Monday, July 15, 2024

Town Council Presentation for Black History Month


Councilman Alvin O’Neal (D Chairman ProTempore)
District 3

Councilman Alvin O’Neal’s upcoming presentation at the February 12th Council meeting for Black History Month is set to honor two remarkable African American teachers who also happen to be sisters: Mrs. Linda Faye Dowell and Mrs. Elene M. Crosby. This recognition highlights not only their individual contributions to education but also the unique and collective impact they have had on their community.

In addition to honoring these 2 Black former Stratford teachers for Black History Month, Jeffery Fletcher, curator of the Ruby & Calvin Fletcher African American History Museum, will also be honored.  All will be given plaques honoring their achievements, and will be displayed in the African American Museum on Sunday February 18th at 3 P.M.

Linda Faye Dowell’s journey is truly remarkable. Growing up in Holly Springs, Mississippi, she played a pivotal role in the integration of the local school system in 1968. This early involvement in breaking down barriers reflects her commitment to equality in education.

In 1968, Linda Faye Dowell made a significant move to Stratford and achieved a historic milestone by becoming the first Black contractually hired teacher at Stratford High School in 1969. This not only showcases her professional achievements but also signifies a positive step towards diversity and inclusivity in education.

Beyond her teaching role, Linda Faye Dowell’s lifelong membership in the NAACP, along with her dedication to being a Black History and career lecturer, demonstrates her ongoing commitment to advocacy, education, and the empowerment of the Black community. Her multifaceted contributions make her a valuable asset to bother the educational field and the broader community.

Elene M. Crosby

Mrs. Elene M. Crosby’s life journey, from growing up in Holly Springs, Mississippi, to her impactful teaching career, is truly inspiring. She dedicated nine years of her early career to teaching in McComb, Mississippi, from 1961 to 1970, before making a significant move to Stratford, Connecticut, in July 1970.

Upon her arrival in Stratford, Mrs. Crosby became the second Black teacher contractually hired at Stratford High School. Notably, she held the distinction of being the first Black English teacher contractually hired in 1970. At the time of her relocation, she went by the name Elene M. Dillion, but in 1980, she married Philip Crosby.

Mrs. Crosby served diligently in the Stratford School system for an impressive 31 years, with 23 of those dedicated years being the only Black teacher at Flood Middle School. Her retirement in 2001 marked the conclusion of a remarkable career that left a lasting impact on education in Stratford.

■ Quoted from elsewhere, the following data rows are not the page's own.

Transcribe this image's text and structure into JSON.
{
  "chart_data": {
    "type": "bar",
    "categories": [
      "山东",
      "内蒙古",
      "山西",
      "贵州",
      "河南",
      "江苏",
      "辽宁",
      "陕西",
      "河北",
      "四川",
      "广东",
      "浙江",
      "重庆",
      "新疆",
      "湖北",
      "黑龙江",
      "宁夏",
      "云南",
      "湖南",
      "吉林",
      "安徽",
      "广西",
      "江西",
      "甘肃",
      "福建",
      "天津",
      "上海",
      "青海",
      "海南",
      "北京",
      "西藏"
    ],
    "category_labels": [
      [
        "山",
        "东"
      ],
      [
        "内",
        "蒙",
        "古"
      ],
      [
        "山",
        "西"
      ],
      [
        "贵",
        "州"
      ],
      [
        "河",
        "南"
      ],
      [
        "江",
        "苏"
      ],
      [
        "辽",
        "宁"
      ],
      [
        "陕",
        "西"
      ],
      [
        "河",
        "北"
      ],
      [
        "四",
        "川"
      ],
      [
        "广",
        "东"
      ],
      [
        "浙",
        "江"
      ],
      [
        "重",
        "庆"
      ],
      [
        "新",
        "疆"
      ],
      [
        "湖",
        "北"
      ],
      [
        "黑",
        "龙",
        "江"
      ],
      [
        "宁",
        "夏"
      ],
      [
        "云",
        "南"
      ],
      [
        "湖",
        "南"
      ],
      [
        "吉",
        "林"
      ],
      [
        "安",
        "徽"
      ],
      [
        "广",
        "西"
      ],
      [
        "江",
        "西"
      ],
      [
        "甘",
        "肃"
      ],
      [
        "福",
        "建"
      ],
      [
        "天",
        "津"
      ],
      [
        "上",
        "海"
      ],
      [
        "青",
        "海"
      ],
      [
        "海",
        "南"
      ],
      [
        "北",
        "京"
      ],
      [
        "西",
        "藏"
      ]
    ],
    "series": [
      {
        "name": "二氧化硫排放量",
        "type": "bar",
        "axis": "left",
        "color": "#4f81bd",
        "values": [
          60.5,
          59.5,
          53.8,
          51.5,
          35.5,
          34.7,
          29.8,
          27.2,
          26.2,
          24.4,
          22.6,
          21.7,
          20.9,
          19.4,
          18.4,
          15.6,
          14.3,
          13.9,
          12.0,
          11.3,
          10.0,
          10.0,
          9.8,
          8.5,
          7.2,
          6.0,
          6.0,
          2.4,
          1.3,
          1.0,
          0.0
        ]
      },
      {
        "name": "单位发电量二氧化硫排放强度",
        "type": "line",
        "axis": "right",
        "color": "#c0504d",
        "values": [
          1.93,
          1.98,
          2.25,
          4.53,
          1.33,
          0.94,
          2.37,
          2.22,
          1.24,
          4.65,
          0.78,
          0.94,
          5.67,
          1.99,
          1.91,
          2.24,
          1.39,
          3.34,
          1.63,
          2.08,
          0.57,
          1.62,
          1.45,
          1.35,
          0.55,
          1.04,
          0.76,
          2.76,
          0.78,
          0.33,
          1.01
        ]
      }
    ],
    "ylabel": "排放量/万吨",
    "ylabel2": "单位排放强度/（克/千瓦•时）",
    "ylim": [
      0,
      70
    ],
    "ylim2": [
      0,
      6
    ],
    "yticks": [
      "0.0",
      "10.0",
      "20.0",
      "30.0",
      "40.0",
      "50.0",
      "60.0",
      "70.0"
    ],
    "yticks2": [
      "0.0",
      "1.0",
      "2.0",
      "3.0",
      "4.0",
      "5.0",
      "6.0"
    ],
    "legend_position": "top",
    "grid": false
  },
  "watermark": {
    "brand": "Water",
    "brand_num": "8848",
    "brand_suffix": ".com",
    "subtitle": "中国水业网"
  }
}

Despite being honored with an award, Mrs. Elene M. Crosby remains humble and mindful of her colleagues’ contributions. She firmly believes in recognizing the collective efforts of all Black educators who dedicated themselves to education in Stratford. Mrs. Crosby emphasizes that longevity alone should not be the sole criteria for recognition, and she suggests other names deserving of such honors, including Willie Gallop, Carolyn Brooks, Carol Hampton, Lynn McGilvery, Kathryn McMillian, Eunice Sanderlin, Susie Long, Vera Rozarie, Lois Smith, and Picardy (Banks) Marshall

In essence, Mrs. Crosby’s story is one of dedication, humility, and a call for a more inclusive approach to honoring the educators who have collectively shaped the educational landscape in Stratford.